Case ID: nj-eq_59/html/0449-01.html
Source: Caselaw Access Project
Author: {"author": "\n      Grey, V. C.", "license": "Public Domain", "url": "https://static.case.law/"}
Date Created: 2024-08-24T03:29:51.129683

James B. Holmes et al. v. Jacob J. Holmes.
    [Filed February 14th, 1900.]
    A bill to set aside a deed, alleging that it was not intended to pass title unless the purchase-price was paid, and that such price was not paid, and in the event that such relief could not be granted, seeking to enforce a vendor’s lien on the land, is not subject to demurrer for want of equity.
    On demurrer to bill.
    
      Mr. Clark McK. Whittemore, for the complainants.
    
      Mr. Charles H. Angleman. for the demurrant.
   Grey, V. C.

The bill in this cause shows that one of the complainants, James B. Holmes, is the grantor, and the others the grantees of a lot of land. That the complainant James B. Holmes had previously made a deed to the defendant, Jacob J. Holmes, conveying the same premises, and had entrusted him with the deed upon an agreement that it should not be recorded until the purchase-money was paid. Without paying the purchase-money, the defendant, Jacob J. Holmes, recorded the deed and insists upon his right to possession. The complainant James B. Holmes has conveyed the property to the other complainants, and they seek to have a decree that the deed mqde to Jacob be canceled, or if it be held not to be void, then that a vendor’s lien for the purchase-money may be decreed and enforced in favor of the complainant James B. Holmes.

The bill contains an extended relation of the transfers of the title, and of the dealings of the parties, and several special prayers for relief, but the above-stated equity is apparent upon inspecting the bill, taking its narrated facts to be true.

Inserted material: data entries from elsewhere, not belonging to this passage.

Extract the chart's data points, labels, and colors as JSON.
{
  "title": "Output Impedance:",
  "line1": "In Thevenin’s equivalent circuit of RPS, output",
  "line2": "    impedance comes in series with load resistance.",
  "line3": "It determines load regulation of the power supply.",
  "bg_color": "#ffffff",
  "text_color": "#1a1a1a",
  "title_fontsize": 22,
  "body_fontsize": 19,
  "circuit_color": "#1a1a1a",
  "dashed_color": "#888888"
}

To this bill the defendant has filed a general demurrer without specifying any causes of demurrer. The complainant objects that without some specifications of the cause of-demurrer he is not apprised of the grounds upon which the defendant criticises his bill.

In Essex Paper Co. v. Greacen, 18 Stew. Eq. 506, it was declared that where the question as to sufficiency of the bill is manifest on its face, a general demurrer for want of equity without any specification of grounds would be sustained, but where the defect is so obscure that it is not readily discernible on the face of the bill, a specification of the grounds on which the demurrer is found will be required.

The demurrant in this case insists that the bill shows an apparent want of equity because he claims it asks both to set aside the deed to the defendant, Jacob J. Holmes, and recognizes its validity in asking to have the purchase-money in the same deed declared to be a lien, &c.

There is shown in the bill a- most confused condition of the title to the land, arising from the ignorance of the parties who conducted the business, as to the effect of their action. The bill sets out all that was done, and claims that the making of the deed to Jacob was merely tentative, and not intended to pass title, unless upon the happening of a certain stated event that this event did not happen, and consequently the deed to Jacob was inoperative, and he had no right to record it, and the complainant has au equity to have a clearing of the record and a restoration of the title exactly as if that deed had never been executed. The bill also asks in the alternative that if. the first mode of relief should fail, and if for any reason that deed should stand, then that the purchase-money, which should have been paid and was not paid, may be declared a lien against the title so held to be in the defendant, Jacob J. Holmes, and that it may be enforced against it. The remedies sought are within .the general scope of the equity set forth in the bill. They are asked for successively, and not concurrently, as intimated by the defendant.

' Notwithstanding the somewhat confused statement of the complainant’s claim, there may be found in the bill a sufficient allegation of a right to equitable relief, to stand against a general demurrer, which goes to the whole bill, and cannot be sustained as to part only. Banta v. Moore, 2 McCart. 103; Brownlee v. Lockwood, 5 C. E. Gr. 257.

The demurrer should be overruled, with costs.